I still experiment with other grains, but this recipe is my old standby, and it serves me well. I like the taste. I think it is the healthiest bread I can make and eat in a timely manner. It is whole grain. The sourdough weaves its spell. The fibre moves me.
But there is very little to blog about when you are not learning anything new. This is no university, but I also hunger to learn new things about bread and about the grain that goes into making it.
Such is my hopeless obsession.
Everyday Examples
Just for completeness, here are a few of the latest loaves I've made, using this everyday whole-wheat and rye flour recipe.
1. This one was made with a bran crust. I have been experimenting a lot with crust lately (perhaps soon I will post a blog about some of those experiments, most of them failures), and while making an everyday bread recently, I remembered Jim Lahey's book, and how he would place his dough in a basket lined with bran before placing it in a Dutch Oven to bake. I have made those breads, but it was long ago now, and I wondered again how that bran might protect the crust from getting too thick on a Tartine-style loaf. That is what I tried here.
Results: The dough was stretched and folded for the complete time, but I let it sit in the basket a bit longer than required, so these breads were slightly overproofed, and sagged slightly rather than hold their shape. The bran mostly falls off when slicing the loaf, but enough of it remained to give this crust a gentle bitter taste. I think it did protect the rest of the crust from becoming too thick. But this is still quite a dense bread.
2. Same recipe, different baskets. This time it is rice flour that lines the bannetons and gives the loaf its design. This time the yeast was at its prime, and the stretching and folding was done completely, and the proofing was not too long.
Results:
These loaves were pretty good. We ate both of them, but by the time the second was down to its heel, it was getting a bit stale. You need a sharp knife to get through the crust of these loaves when they are a week old. Toasting them and buttering them will restore the crumb to a tasty finish, but the crust likely will have to be nibbled around, unless you like a challenge. Here's the thing: I've never had one of these breads grow mouldy.
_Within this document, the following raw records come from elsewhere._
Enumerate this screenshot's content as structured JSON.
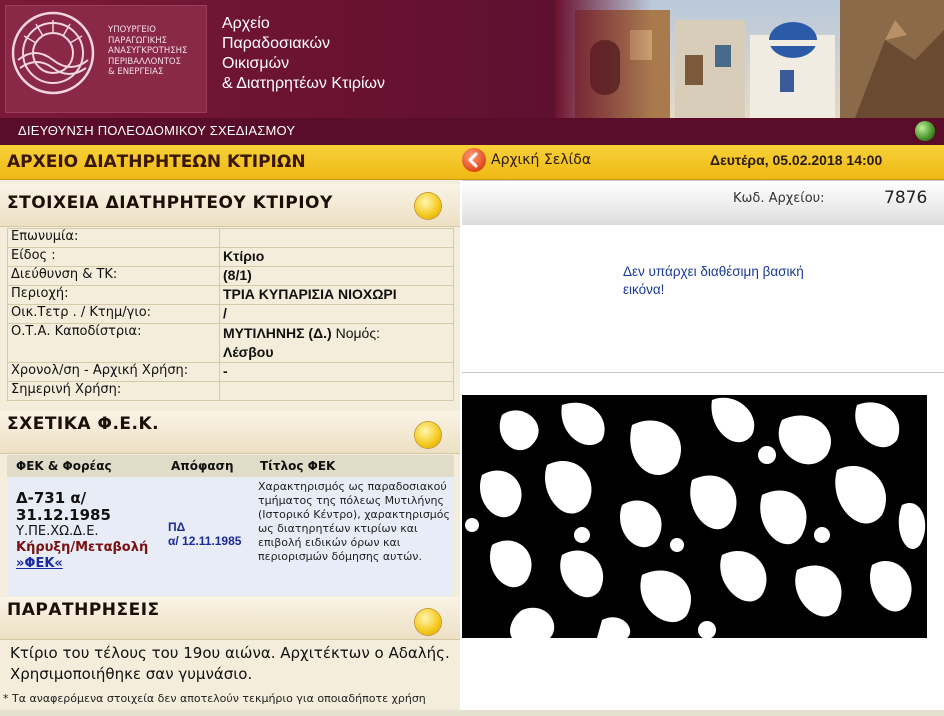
{
  "header": {
    "ministry_lines": [
      "ΥΠΟΥΡΓΕΙΟ",
      "ΠΑΡΑΓΩΓΙΚΗΣ",
      "ΑΝΑΣΥΓΚΡΟΤΗΣΗΣ",
      "ΠΕΡΙΒΑΛΛΟΝΤΟΣ",
      "& ΕΝΕΡΓΕΙΑΣ"
    ],
    "title_lines": [
      "Αρχείο",
      "Παραδοσιακών",
      "Οικισμών",
      "& Διατηρητέων Κτιρίων"
    ],
    "subbar": "ΔΙΕΥΘΥΝΣΗ ΠΟΛΕΟΔΟΜΙΚΟΥ ΣΧΕΔΙΑΣΜΟΥ",
    "globe_icon": "globe-icon"
  },
  "nav": {
    "archive_title": "ΑΡΧΕΙΟ ΔΙΑΤΗΡΗΤΕΩΝ ΚΤΙΡΙΩΝ",
    "home_label": "Αρχική Σελίδα",
    "datetime": "Δευτέρα, 05.02.2018 14:00"
  },
  "building": {
    "section_title": "ΣΤΟΙΧΕΙΑ ΔΙΑΤΗΡΗΤΕΟΥ ΚΤΙΡΙΟΥ",
    "rows": [
      {
        "label": "Επωνυμία:",
        "value": ""
      },
      {
        "label": "Είδος :",
        "value": "Κτίριο"
      },
      {
        "label": "Διεύθυνση & ΤΚ:",
        "value": "(8/1)"
      },
      {
        "label": "Περιοχή:",
        "value": "ΤΡΙΑ ΚΥΠΑΡΙΣΙΑ ΝΙΟΧΩΡΙ"
      },
      {
        "label": "Οικ.Τετρ . / Κτημ/γιο:",
        "value": "/"
      },
      {
        "label": "Ο.Τ.Α. Καποδίστρια:",
        "value": "ΜΥΤΙΛΗΝΗΣ (Δ.)",
        "value_suffix": " Νομός:",
        "value2": "Λέσβου"
      },
      {
        "label": "Χρονολ/ση - Αρχική Χρήση:",
        "value": "-"
      },
      {
        "label": "Σημερινή Χρήση:",
        "value": ""
      }
    ]
  },
  "fek": {
    "section_title": "ΣΧΕΤΙΚΑ Φ.Ε.Κ.",
    "headers": [
      "ΦΕΚ & Φορέας",
      "Απόφαση",
      "Τίτλος ΦΕΚ"
    ],
    "entry": {
      "code_line1": "Δ-731 α/",
      "code_line2": "31.12.1985",
      "org": "Υ.ΠΕ.ΧΩ.Δ.Ε.",
      "action": "Κήρυξη/Μεταβολή",
      "link": "»ΦΕΚ«",
      "decision_line1": "ΠΔ",
      "decision_line2": "α/ 12.11.1985",
      "title": "Χαρακτηρισμός ως παραδοσιακού τμήματος της πόλεως Μυτιλήνης (Ιστορικό Κέντρο), χαρακτηρισμός ως διατηρητέων κτιρίων και επιβολή ειδικών όρων και περιορισμών δόμησης αυτών."
    }
  },
  "remarks": {
    "section_title": "ΠΑΡΑΤΗΡΗΣΕΙΣ",
    "text": "Κτίριο του τέλους του 19ου αιώνα. Αρχιτέκτων ο Αδαλής. Χρησιμοποιήθηκε σαν γυμνάσιο.",
    "disclaimer": "* Τα αναφερόμενα στοιχεία δεν αποτελούν τεκμήριο για οποιαδήποτε χρήση"
  },
  "right": {
    "code_label": "Κωδ. Αρχείου:",
    "code_value": "7876",
    "no_image_text": "Δεν υπάρχει διαθέσιμη βασική εικόνα!"
  }
}
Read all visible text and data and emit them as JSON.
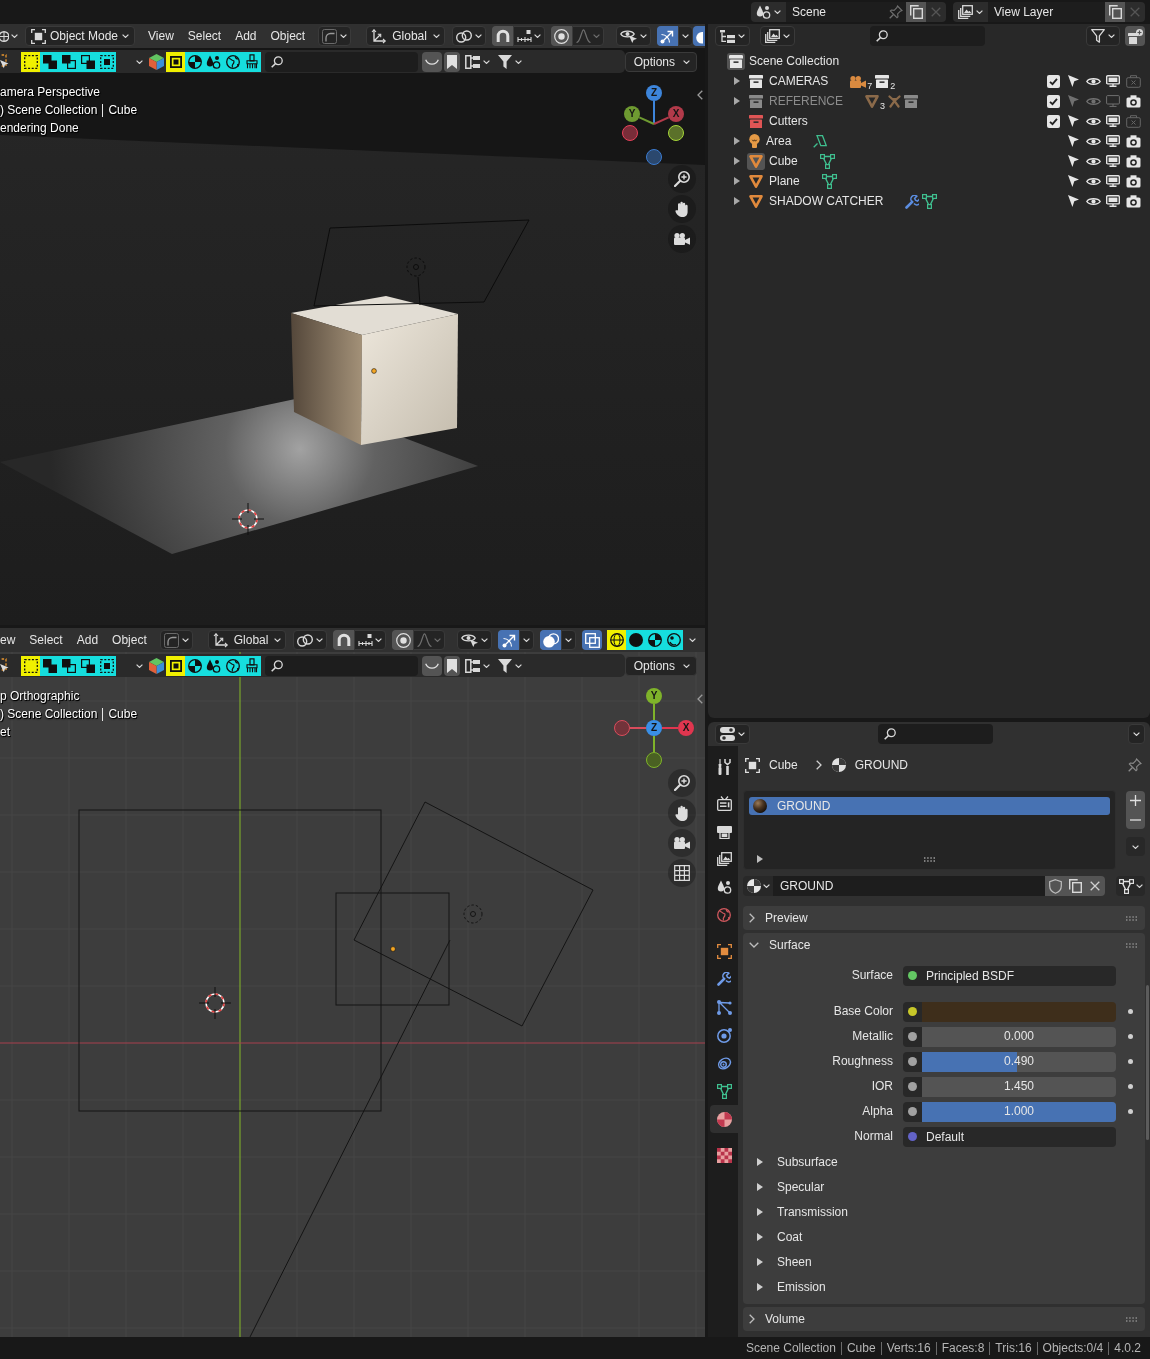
{
  "top_bar": {
    "scene": {
      "name": "Scene"
    },
    "view_layer": {
      "name": "View Layer"
    }
  },
  "viewports": [
    {
      "kind": "perspective",
      "header": [
        {
          "kind": "editor"
        },
        {
          "kind": "mode",
          "label": "Object Mode"
        },
        {
          "kind": "menu",
          "label": "View"
        },
        {
          "kind": "menu",
          "label": "Select"
        },
        {
          "kind": "menu",
          "label": "Add"
        },
        {
          "kind": "menu",
          "label": "Object"
        },
        {
          "kind": "object_gizmo"
        },
        {
          "kind": "orientation",
          "label": "Global"
        },
        {
          "kind": "pivot"
        },
        {
          "kind": "snap",
          "on": false
        },
        {
          "kind": "proportional",
          "on": false
        },
        {
          "kind": "visibility"
        },
        {
          "kind": "gizmos",
          "on": true
        },
        {
          "kind": "overlays",
          "on": true
        }
      ],
      "toolbar": {
        "select_modes": [
          {
            "kind": "set",
            "selected": true
          },
          {
            "kind": "extend",
            "selected": false
          },
          {
            "kind": "subtract",
            "selected": false
          },
          {
            "kind": "invert",
            "selected": false
          },
          {
            "kind": "intersect",
            "selected": false
          }
        ],
        "filters": [
          {
            "kind": "object",
            "selected": true
          },
          {
            "kind": "material",
            "selected": false
          },
          {
            "kind": "scene",
            "selected": false
          },
          {
            "kind": "world",
            "selected": false
          },
          {
            "kind": "brush",
            "selected": false
          }
        ],
        "toggles": [
          {
            "kind": "arc",
            "on": false
          },
          {
            "kind": "bookmark",
            "on": false
          }
        ],
        "options": "Options"
      },
      "overlay": {
        "view": "amera Perspective",
        "context": [
          ") Scene Collection",
          "Cube"
        ],
        "info": "endering Done"
      },
      "gizmo": [
        {
          "kind": "z_pos",
          "label": "Z",
          "color": "#3d85db"
        },
        {
          "kind": "y_pos",
          "label": "Y",
          "color": "#6e9a31"
        },
        {
          "kind": "x_pos",
          "label": "X",
          "color": "#b23a4a"
        },
        {
          "kind": "x_neg",
          "color": "#e8405a"
        },
        {
          "kind": "y_neg",
          "color": "#a6d639"
        },
        {
          "kind": "z_neg",
          "color": "#3b7bd0"
        }
      ]
    },
    {
      "kind": "top",
      "header": [
        {
          "kind": "menu",
          "label": "ew"
        },
        {
          "kind": "menu",
          "label": "Select"
        },
        {
          "kind": "menu",
          "label": "Add"
        },
        {
          "kind": "menu",
          "label": "Object"
        },
        {
          "kind": "object_gizmo"
        },
        {
          "kind": "orientation",
          "label": "Global"
        },
        {
          "kind": "pivot"
        },
        {
          "kind": "snap",
          "on": false
        },
        {
          "kind": "proportional",
          "on": false
        },
        {
          "kind": "visibility"
        },
        {
          "kind": "gizmos",
          "on": true
        },
        {
          "kind": "overlays",
          "on": true
        },
        {
          "kind": "xray",
          "on": true
        },
        {
          "kind": "shading",
          "modes": [
            {
              "kind": "wireframe",
              "selected": true
            },
            {
              "kind": "solid",
              "selected": false
            },
            {
              "kind": "material",
              "selected": false
            },
            {
              "kind": "rendered",
              "selected": false
            }
          ]
        }
      ],
      "toolbar": {
        "select_modes": [
          {
            "kind": "set",
            "selected": true
          },
          {
            "kind": "extend",
            "selected": false
          },
          {
            "kind": "subtract",
            "selected": false
          },
          {
            "kind": "invert",
            "selected": false
          },
          {
            "kind": "intersect",
            "selected": false
          }
        ],
        "filters": [
          {
            "kind": "object",
            "selected": true
          },
          {
            "kind": "material",
            "selected": false
          },
          {
            "kind": "scene",
            "selected": false
          },
          {
            "kind": "world",
            "selected": false
          },
          {
            "kind": "brush",
            "selected": false
          }
        ],
        "toggles": [
          {
            "kind": "arc",
            "on": false
          },
          {
            "kind": "bookmark",
            "on": false
          }
        ],
        "options": "Options"
      },
      "overlay": {
        "view": "p Orthographic",
        "context": [
          ") Scene Collection",
          "Cube"
        ],
        "info": "et"
      },
      "gizmo": [
        {
          "kind": "y_pos",
          "label": "Y",
          "color": "#7fb32a"
        },
        {
          "kind": "x_neg",
          "color": "#d94c5c"
        },
        {
          "kind": "z_pos",
          "label": "Z",
          "color": "#3a8fe6"
        },
        {
          "kind": "x_pos",
          "label": "X",
          "color": "#e0364f"
        },
        {
          "kind": "y_neg",
          "color": "#7fb32a"
        }
      ]
    }
  ],
  "outliner": {
    "root": {
      "name": "Scene Collection",
      "active": true
    },
    "rows": [
      {
        "kind": "collection",
        "name": "CAMERAS",
        "expandable": true,
        "dimmed": false,
        "active": false,
        "contents": [
          {
            "kind": "camera",
            "count": "7"
          },
          {
            "kind": "collection",
            "count": "2"
          }
        ],
        "included": true,
        "selectable": true,
        "viewport": true,
        "render": false
      },
      {
        "kind": "collection",
        "name": "REFERENCE",
        "expandable": true,
        "dimmed": true,
        "active": false,
        "contents": [
          {
            "kind": "mesh",
            "count": "3"
          },
          {
            "kind": "armature"
          },
          {
            "kind": "collection"
          }
        ],
        "included": true,
        "selectable": false,
        "viewport": false,
        "render": true
      },
      {
        "kind": "collection",
        "name": "Cutters",
        "color": "#e05555",
        "expandable": false,
        "dimmed": false,
        "active": false,
        "included": true,
        "selectable": true,
        "viewport": true,
        "render": false
      },
      {
        "kind": "light",
        "name": "Area",
        "expandable": true,
        "dimmed": false,
        "active": false,
        "contents": [
          {
            "kind": "light_data"
          }
        ],
        "selectable": true,
        "viewport": true,
        "render": true
      },
      {
        "kind": "mesh",
        "name": "Cube",
        "expandable": true,
        "dimmed": false,
        "active": true,
        "contents": [
          {
            "kind": "mesh_data"
          }
        ],
        "selectable": true,
        "viewport": true,
        "render": true
      },
      {
        "kind": "mesh",
        "name": "Plane",
        "expandable": true,
        "dimmed": false,
        "active": false,
        "contents": [
          {
            "kind": "mesh_data"
          }
        ],
        "selectable": true,
        "viewport": true,
        "render": true
      },
      {
        "kind": "mesh",
        "name": "SHADOW CATCHER",
        "expandable": true,
        "dimmed": false,
        "active": false,
        "contents": [
          {
            "kind": "modifier"
          },
          {
            "kind": "mesh_data"
          }
        ],
        "selectable": true,
        "viewport": true,
        "render": true
      }
    ]
  },
  "properties": {
    "tabs": [
      {
        "kind": "tool",
        "selected": false
      },
      {
        "kind": "render",
        "selected": false
      },
      {
        "kind": "output",
        "selected": false
      },
      {
        "kind": "view_layer",
        "selected": false
      },
      {
        "kind": "scene",
        "selected": false
      },
      {
        "kind": "world",
        "selected": false
      },
      {
        "kind": "object",
        "selected": false
      },
      {
        "kind": "modifiers",
        "selected": false
      },
      {
        "kind": "particles",
        "selected": false
      },
      {
        "kind": "physics",
        "selected": false
      },
      {
        "kind": "constraints",
        "selected": false
      },
      {
        "kind": "data",
        "selected": false
      },
      {
        "kind": "material",
        "selected": true
      },
      {
        "kind": "texture",
        "selected": false
      }
    ],
    "breadcrumb": [
      {
        "kind": "object",
        "name": "Cube"
      },
      {
        "kind": "material",
        "name": "GROUND"
      }
    ],
    "slots": [
      {
        "name": "GROUND",
        "selected": true
      }
    ],
    "material": {
      "name": "GROUND"
    },
    "panels": [
      {
        "title": "Preview",
        "expanded": false
      },
      {
        "title": "Surface",
        "expanded": true,
        "shader": {
          "kind": "menu",
          "label": "Surface",
          "value": "Principled BSDF",
          "socket": {
            "color": "#63c763"
          },
          "decorator": false
        },
        "inputs": [
          {
            "kind": "color",
            "label": "Base Color",
            "socket": {
              "color": "#c7c729"
            },
            "swatch": {
              "color": "#3e2e1b"
            },
            "decorator": true
          },
          {
            "kind": "slider",
            "label": "Metallic",
            "value": "0.000",
            "level": 0,
            "socket": {
              "color": "#a1a1a1"
            },
            "decorator": true
          },
          {
            "kind": "slider",
            "label": "Roughness",
            "value": "0.490",
            "level": 0.49,
            "socket": {
              "color": "#a1a1a1"
            },
            "decorator": true
          },
          {
            "kind": "number",
            "label": "IOR",
            "value": "1.450",
            "socket": {
              "color": "#a1a1a1"
            },
            "decorator": true
          },
          {
            "kind": "slider",
            "label": "Alpha",
            "value": "1.000",
            "level": 1,
            "socket": {
              "color": "#a1a1a1"
            },
            "decorator": true
          },
          {
            "kind": "menu",
            "label": "Normal",
            "value": "Default",
            "socket": {
              "color": "#6363c7"
            },
            "decorator": false
          }
        ],
        "subpanels": [
          {
            "title": "Subsurface",
            "expanded": false
          },
          {
            "title": "Specular",
            "expanded": false
          },
          {
            "title": "Transmission",
            "expanded": false
          },
          {
            "title": "Coat",
            "expanded": false
          },
          {
            "title": "Sheen",
            "expanded": false
          },
          {
            "title": "Emission",
            "expanded": false
          }
        ]
      },
      {
        "title": "Volume",
        "expanded": false
      }
    ]
  },
  "status_bar": [
    "Scene Collection",
    "Cube",
    "Verts:16",
    "Faces:8",
    "Tris:16",
    "Objects:0/4",
    "4.0.2"
  ]
}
3. Same recipe, different shape. These boules sagged a bit too, but here the fault was that they didn't get the complete stretching and folding that were required. I goofed off in the middle of that method, and skipped town for a couple of hours. It shows in my bread.
Results
The method is forgiving. This was still a good, edible loaf. I kept one, and gave one away.
Notes to Myself
- You're not as smart as you think you are. You'll always be a rank beginner. Bread will always be smarter.
- Credentials? We don't need no stinkin' credentials. Who credentialed the first human to ferment bread? Who will credential the last?
- If I am not for myself, who will be for me?
-The baker isn't doing it.
If I am only for myself, what am I?
-This is the latest challenge, opening myself to fulfill other people's needs, without abandoning my own needs.
If not now, when?
-Now is good: but the danger, Hillel, is in acting before one is truly ready. Look what happened to all those who styled themselves messiah. The answer must be 'when G-d wills it' -- of course, we won't know that until we step forward and try.
(apologies to Hillel, this is not an accurate quotation of his, merely the way I always remember it) - Sure, a BA is often 4 yrs, but you get the summers off. I ate bread all summer too.